Getting the lead off the roof

tewks6I am enough of a news junkie that I really enjoy popping open a dead-tree-pulp newspaper and bumping into a story that is totally off my radar. Take, for example, the news feature by Mary Jordan of the Washington Post Foreign Service that ran with this double-decker headline: "British Thieves Ripping Off the Roofs -- Historic Churches Suffering as Value Of Lead Skyrockets."

Say what? Here's the opening of this story, which begins at the 12th-century Tewkesbury Abbey (photo):

"It's awful. It's disastrous. It's incredibly sad," said Antonia Black, a local artist sitting in a cozy delicatessen on the town's quiet main street.

In addition to the abbey, she said, two other local churches have experienced their roofs being stripped, including one she had just visited: "On Sunday, we were sitting in service and the vicar said, 'Look up,' and we could see the sky."

The rooftop thefts, which have reached epidemic proportions, with more than 1,000 churches hit this year, are a function of the cost of lead. It has jumped from $450 a ton five years ago to $3,200 this year, according to police and insurance industry officials.

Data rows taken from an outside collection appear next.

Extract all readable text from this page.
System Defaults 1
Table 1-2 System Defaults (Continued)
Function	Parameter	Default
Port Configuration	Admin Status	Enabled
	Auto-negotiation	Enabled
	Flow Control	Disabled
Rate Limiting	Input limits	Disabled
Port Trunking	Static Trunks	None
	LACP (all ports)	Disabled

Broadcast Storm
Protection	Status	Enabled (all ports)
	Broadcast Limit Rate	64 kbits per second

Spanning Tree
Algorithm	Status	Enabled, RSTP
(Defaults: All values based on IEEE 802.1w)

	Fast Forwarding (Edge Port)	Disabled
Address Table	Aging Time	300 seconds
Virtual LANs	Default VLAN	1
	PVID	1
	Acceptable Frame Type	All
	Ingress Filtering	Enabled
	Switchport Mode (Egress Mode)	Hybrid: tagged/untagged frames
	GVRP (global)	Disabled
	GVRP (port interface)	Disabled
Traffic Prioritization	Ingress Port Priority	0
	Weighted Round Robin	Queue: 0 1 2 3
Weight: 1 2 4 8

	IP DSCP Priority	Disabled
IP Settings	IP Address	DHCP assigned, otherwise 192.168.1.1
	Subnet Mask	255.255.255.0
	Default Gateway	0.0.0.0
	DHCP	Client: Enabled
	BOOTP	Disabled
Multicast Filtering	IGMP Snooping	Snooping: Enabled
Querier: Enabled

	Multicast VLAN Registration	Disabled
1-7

Can you imagine this scene? Some of the roof robbers are working in broad daylight, ripping off tons of lead while onlookers assume that they are doing repairs. Then, after the roofs are repaired with materials that meet historic guidelines, they come back and do it again.

The statistics are amazing:

"Churches have always been a target for thieves, but this is particularly shocking because they are ripping the very fabric off the building," said Chris Pitt, spokesman for Ecclesiastic Insurance Group, a company that insures 16,500 Anglican churches in the United Kingdom.

More than 2,000 claims have been filed for metal thefts at churches in 2007, compared with 80 claims just two years ago, Pitt said. He said record multimillion-dollar losses are piling up, with the scope of the damage often far exceeding the roofing.

Stone spires have been yanked away to get at the stuff. Holes in roofs have gone unnoticed until downpours inflict further damage, including the destruction of a $40,000 organ in one church.

I really only have one complaint about this tragic yet entertaining story.

When I think about numbers in the Church of England, I think of the membership statistics and the declining number of people in the pews. This is, of course, affecting economics. There are about 21 million people who are supposed to be members in Church of England parishes, yet there are about 1.2 million or fewer in the pews on a typical Sunday.

How are these churches affording all of this repair work? Are these thefts causing any churches to close? Is this tearing at the fabric of all C of E churches, or primarily those in the Anglo-Catholic tradition?

I guess I wanted one or two more paragraphs to complete this stunning picture.